Only problem was, as Limbaugh was informed almost immediately, the story was a complete hoax, a satire posted on an allegedly humorous blog called "Jumping In Pools."
Joe Klein himself denied ever writing such a piece. "It is completely false," Klein posted on Time's online blog "Swampland." "I've never seen Obama's thesis. I have no idea where this report comes from -- but I can assure you that it's complete nonsense."
Rush, as the kids say, had been punk'd.
No matter, Limbaugh smoothly stated in his very next radio hour. He repeated the false quotes, then admitted that they were probably fake, but -- and this is the cool part -- he still stood by them because (a) he himself had been misquoted recently, and (b) he "knows Obama thinks it."
You can see how, to a lazy person such as myself, this would be very attractive. As a liberal, I can't get away with, for example, saying Sarah Palin once actually claimed she had foreign policy experience because she could "see Russia from her house."

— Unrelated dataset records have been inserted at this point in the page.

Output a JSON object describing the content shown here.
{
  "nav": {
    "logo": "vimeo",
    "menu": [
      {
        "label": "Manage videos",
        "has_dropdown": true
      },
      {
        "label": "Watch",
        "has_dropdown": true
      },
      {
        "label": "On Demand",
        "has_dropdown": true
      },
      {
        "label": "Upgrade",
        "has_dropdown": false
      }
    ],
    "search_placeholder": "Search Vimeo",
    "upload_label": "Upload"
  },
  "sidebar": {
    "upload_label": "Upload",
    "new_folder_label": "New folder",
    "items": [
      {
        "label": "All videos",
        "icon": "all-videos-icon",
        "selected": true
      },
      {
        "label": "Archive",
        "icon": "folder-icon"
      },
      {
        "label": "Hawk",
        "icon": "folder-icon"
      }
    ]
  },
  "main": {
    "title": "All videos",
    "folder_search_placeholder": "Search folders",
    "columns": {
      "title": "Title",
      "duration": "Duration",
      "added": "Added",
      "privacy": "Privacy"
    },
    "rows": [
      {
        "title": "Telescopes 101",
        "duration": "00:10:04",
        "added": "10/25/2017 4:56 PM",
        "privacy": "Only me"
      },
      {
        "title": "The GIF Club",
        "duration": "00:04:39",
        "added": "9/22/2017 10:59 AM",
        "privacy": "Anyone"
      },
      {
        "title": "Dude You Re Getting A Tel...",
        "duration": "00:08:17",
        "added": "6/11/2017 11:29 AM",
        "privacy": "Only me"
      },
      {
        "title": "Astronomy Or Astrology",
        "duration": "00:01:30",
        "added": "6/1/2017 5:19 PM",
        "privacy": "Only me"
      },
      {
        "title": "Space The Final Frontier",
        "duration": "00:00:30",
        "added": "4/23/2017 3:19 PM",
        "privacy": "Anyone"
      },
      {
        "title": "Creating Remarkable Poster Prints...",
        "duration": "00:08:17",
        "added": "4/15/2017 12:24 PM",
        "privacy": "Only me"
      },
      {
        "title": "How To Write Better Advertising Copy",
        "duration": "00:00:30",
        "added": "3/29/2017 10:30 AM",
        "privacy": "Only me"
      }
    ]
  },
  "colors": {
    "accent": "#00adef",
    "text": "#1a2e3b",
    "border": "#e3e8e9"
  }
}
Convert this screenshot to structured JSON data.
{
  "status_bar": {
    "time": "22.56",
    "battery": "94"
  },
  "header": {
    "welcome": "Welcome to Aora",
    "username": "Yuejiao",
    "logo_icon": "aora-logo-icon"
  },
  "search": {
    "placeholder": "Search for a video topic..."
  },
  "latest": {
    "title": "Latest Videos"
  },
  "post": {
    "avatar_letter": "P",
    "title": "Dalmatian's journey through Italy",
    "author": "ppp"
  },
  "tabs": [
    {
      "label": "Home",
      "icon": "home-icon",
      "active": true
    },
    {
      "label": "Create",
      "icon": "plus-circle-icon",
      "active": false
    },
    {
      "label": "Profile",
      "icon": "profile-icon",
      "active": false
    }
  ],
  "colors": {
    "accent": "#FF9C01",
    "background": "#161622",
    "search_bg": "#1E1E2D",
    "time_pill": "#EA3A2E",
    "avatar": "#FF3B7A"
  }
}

As a liberal columnist, I'd have to point out that Palin never actually said that, but that that quote was instead from "Saturday Night Live" performer Tina Fey's hilarious impression of Palin. If I didn't, you can bet there'd be a deluge of letters lambasting me for making something up. And the defense "Well, it's a lie, sure, but I know Sarah Palin thinks that way" just wouldn't cut it.
But if I were a wingnut -- boy howdy, anything goes. I could make a crazy accusation, find out it's false within the hour, and stand by it anyway. Even after it's shown to be a lie, I could circulate the story on the Internet via chain e-mails that circle around in the Internet forever.
It's really tempting. Someone talk me out of it.